The final account of Jesus’ presence at the Passover comes at the end of the Gospel.  John veers from the chronology of the other Gospel writers, who tell of Jesus’ celebration of the Passover with his disciples the night before his crucifixion.  In John’s account the Passover celebration fell the day after Jesus’ crucifixion.  What is the significance?  Jesus death on the cross outside the walls of Jerusalem took place at the same time the Passover lambs were being sacrificed in the Temple courtyard.  Just as Jesus was revealed as the true Temple in the first recorded Passover in John’s Gospel, and just as Jesus was revealed as the true bread of the Passover feast in John’s second account of Passover, so too in the final account of a Passover meal Jesus is revealed as the true paschal lamb, “the lamb of God who takes away the sins of the world.”

 Lord Jesus, your presence challenges and changes my understanding of God and my faith traditions.  Help me claim you as the place where I meet God, as the source of life, the bread of heaven, and as the sacrificial lamb which cleanses me from all my sin.  Amen.

 

A Bible study devotional by Gorman Houston

Wednesday, October 17, 2012: Grace in the Details

1 After this Jesus went to the other side of the Sea of Galilee, which is the Sea of Tiber’i-as. 2 And a multitude followed him, because they saw the signs which he did on those who were diseased. 3 Jesus went up on the mountain, and there sat down with his disciples. 4 Now the Passover, the feast of the Jews, was at hand – John 6:1-4

Perhaps you’ve heard the old expression, “The devil’s in the details.”  That is certainly not the case in John’s Gospel.  In fact, John includes odd details in his account of Jesus’ life to offer insight into wondrous theological truths.  In the beginning of chapter 6, John tells us that Jesus left Jerusalem and went back north to Galilee.  That is a peculiar detail, because most people would have been journeying not away from Jerusalem at that time but toward Jerusalem for the Passover feast.

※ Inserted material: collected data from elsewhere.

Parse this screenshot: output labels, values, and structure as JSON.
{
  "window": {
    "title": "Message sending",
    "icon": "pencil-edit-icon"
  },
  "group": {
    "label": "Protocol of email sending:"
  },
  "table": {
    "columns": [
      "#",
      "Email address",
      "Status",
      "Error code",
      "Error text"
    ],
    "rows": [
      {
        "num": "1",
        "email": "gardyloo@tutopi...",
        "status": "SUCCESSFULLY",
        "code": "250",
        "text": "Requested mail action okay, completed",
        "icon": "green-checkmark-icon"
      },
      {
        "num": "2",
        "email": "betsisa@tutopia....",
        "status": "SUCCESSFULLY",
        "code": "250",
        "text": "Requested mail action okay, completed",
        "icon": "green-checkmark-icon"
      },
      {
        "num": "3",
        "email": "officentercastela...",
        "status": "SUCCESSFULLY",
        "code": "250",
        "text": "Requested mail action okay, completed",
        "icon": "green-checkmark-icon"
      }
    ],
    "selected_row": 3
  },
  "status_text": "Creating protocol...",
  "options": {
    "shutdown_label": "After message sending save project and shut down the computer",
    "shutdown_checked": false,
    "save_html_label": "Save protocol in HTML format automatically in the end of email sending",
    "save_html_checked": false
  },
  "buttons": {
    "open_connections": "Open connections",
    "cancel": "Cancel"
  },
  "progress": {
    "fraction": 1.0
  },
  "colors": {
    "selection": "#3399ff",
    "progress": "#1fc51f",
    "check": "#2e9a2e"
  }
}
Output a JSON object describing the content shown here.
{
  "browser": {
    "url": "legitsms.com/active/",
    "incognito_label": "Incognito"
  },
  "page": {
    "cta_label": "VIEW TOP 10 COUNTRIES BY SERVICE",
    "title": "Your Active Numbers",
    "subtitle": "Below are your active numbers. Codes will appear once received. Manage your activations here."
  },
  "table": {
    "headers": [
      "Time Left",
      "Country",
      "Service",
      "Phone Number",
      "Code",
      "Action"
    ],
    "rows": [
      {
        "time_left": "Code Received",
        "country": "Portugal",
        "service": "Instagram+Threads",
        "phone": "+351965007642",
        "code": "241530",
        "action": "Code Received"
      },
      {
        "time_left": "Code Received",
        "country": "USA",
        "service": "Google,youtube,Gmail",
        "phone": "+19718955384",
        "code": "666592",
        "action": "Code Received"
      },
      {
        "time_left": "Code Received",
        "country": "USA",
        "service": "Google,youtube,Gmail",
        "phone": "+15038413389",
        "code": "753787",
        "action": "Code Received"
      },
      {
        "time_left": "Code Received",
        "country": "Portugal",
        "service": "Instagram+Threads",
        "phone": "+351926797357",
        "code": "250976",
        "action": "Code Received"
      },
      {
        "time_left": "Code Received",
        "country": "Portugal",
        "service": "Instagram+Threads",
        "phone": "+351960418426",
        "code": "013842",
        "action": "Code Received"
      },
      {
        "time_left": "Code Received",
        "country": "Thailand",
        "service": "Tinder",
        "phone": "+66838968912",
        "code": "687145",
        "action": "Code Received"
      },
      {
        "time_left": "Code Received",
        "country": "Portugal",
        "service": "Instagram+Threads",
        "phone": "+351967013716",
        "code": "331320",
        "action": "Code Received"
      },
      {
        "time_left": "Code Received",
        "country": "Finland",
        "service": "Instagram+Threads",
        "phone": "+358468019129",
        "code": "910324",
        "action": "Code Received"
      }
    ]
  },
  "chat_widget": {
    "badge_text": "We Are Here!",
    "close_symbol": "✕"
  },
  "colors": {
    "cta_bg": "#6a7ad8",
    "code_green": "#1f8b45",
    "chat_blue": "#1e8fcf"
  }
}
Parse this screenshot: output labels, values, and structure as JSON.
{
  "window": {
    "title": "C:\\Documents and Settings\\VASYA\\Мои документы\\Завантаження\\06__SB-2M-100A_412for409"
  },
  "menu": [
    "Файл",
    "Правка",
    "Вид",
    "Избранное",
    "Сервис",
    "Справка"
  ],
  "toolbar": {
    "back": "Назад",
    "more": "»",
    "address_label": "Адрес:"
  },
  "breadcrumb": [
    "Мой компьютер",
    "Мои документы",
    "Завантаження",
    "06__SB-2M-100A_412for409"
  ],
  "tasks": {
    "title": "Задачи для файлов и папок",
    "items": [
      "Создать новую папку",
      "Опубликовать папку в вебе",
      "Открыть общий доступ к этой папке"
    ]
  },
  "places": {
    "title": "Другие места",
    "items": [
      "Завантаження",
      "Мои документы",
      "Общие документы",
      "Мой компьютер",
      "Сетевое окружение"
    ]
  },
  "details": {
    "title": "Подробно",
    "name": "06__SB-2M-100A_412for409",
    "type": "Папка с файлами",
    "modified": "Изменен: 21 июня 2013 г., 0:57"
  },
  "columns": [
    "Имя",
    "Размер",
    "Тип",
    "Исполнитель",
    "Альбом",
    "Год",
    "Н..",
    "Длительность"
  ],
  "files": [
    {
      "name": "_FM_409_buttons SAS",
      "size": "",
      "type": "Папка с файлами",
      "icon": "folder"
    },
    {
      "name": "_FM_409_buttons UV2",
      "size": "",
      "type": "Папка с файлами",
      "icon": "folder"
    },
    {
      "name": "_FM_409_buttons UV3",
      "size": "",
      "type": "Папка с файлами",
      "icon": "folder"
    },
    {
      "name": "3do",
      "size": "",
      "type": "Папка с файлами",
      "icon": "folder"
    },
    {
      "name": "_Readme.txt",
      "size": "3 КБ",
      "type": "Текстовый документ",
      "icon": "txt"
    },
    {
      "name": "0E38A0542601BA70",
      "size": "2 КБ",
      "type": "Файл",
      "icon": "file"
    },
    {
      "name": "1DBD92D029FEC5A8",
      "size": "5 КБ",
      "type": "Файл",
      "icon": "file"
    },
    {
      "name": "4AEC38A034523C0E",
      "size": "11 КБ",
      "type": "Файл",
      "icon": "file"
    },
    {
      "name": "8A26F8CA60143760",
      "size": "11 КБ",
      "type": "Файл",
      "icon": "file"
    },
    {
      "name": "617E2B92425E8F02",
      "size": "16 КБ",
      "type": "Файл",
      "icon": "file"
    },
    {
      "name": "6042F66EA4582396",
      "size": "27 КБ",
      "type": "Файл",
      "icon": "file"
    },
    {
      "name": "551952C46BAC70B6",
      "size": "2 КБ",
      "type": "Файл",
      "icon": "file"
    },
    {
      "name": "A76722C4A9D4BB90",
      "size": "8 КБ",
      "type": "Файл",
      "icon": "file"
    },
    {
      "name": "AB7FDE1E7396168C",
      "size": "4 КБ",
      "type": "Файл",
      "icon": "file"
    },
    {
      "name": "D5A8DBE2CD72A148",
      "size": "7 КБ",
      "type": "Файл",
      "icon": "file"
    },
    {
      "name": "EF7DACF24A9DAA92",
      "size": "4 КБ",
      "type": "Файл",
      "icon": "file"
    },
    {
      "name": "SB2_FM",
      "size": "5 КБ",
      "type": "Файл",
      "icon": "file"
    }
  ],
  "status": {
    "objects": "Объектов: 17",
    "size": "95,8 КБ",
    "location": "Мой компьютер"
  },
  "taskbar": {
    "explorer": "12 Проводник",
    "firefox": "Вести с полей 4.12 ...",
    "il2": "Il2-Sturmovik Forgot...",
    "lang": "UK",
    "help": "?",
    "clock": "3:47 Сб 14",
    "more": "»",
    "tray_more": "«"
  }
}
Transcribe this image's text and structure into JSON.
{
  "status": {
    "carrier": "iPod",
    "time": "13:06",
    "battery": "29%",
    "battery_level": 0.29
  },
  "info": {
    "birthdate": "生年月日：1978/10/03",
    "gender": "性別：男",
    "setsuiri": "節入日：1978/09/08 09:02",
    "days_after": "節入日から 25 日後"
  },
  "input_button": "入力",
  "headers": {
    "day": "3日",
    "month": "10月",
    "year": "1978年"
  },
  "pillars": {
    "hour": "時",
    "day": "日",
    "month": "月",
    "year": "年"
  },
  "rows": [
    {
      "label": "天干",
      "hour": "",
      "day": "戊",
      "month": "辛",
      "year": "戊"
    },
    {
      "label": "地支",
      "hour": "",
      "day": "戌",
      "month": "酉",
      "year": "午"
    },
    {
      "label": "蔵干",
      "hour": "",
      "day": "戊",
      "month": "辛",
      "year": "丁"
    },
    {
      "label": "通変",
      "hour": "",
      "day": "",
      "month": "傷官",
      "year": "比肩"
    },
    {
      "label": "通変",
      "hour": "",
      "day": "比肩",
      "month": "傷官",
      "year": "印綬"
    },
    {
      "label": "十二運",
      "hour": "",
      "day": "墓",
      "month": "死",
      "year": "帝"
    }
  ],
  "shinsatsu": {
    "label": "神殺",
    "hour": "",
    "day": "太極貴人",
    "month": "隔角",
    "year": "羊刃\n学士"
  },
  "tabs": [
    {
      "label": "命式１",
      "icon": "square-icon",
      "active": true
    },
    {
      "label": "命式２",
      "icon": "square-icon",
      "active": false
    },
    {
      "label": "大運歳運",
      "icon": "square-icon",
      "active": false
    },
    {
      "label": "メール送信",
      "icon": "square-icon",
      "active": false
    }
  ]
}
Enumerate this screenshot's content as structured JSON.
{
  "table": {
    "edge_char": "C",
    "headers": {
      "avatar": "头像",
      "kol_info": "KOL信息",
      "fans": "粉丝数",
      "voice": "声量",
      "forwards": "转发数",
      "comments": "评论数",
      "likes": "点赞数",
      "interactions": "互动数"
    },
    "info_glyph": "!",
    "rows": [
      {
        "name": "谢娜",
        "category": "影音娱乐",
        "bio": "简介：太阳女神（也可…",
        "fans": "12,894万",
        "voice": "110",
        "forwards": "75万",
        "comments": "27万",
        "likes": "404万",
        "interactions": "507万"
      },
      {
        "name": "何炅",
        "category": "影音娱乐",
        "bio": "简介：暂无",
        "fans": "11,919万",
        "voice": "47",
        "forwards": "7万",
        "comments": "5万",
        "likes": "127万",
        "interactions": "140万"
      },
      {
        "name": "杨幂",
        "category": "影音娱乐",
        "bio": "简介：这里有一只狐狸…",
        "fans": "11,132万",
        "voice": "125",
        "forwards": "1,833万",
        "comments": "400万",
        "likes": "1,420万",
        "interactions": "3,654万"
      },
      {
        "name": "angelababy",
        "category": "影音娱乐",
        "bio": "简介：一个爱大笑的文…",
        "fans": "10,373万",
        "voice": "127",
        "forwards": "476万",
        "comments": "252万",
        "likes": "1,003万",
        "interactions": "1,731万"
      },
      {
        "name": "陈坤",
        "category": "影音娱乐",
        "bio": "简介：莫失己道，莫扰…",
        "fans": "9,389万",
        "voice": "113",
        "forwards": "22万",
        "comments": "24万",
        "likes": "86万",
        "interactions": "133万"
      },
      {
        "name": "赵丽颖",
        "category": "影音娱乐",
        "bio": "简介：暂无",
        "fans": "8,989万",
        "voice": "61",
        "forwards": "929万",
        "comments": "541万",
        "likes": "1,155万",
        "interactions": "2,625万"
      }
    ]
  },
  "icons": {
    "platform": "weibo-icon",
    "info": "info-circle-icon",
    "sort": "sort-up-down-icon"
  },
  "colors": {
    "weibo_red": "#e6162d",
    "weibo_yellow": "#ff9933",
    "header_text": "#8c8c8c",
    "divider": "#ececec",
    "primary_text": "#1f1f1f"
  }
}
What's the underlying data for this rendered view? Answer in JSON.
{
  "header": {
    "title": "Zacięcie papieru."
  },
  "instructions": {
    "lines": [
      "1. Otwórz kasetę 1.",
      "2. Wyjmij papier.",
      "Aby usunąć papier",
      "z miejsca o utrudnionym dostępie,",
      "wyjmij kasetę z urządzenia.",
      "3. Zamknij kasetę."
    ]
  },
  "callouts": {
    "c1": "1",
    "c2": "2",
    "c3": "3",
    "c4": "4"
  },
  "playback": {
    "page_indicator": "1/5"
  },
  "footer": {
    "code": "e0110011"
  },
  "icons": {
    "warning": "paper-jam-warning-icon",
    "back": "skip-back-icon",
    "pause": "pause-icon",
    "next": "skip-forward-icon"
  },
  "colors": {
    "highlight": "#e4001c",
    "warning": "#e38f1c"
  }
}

Another detail John includes is that large crowds followed Jesus.  Again this detail has a curious twist.  John does not tell us that the crowds were following Jesus out of devotion and faith, as they respond to the bold claim of the Gospel.  Instead, we read that they followed Jesus “because they saw the signs which he did on those who were diseased.”  Perhaps the crowd was fascinated by Jesus’ power; perhaps they wanted to get a miracle for themselves.  We don’t know, but we do know that John makes a distinction between Jesus’ disciples and the larger crowds.

Third, we are told that it was Passover time.   As the chapter unfolds, we find that Jesus reinterprets the Passover, as he celebrates it outside Jerusalem and uses bread as a sign of God’s very-present kingdom.  When Jesus is the host, the Passover ceases to be merely a ceremonial act of remembrance and becomes instead an active experience of new life in the grace and abundance of God.

The “devil in the details?” – not in John’s Gospel.  In his account that’s where we find grace and truth.

Good Father, open my eyes to behold your work all about me and within me, so that even in the smallest details, I may see your grace at work and find your offer of abundant life.  Amen.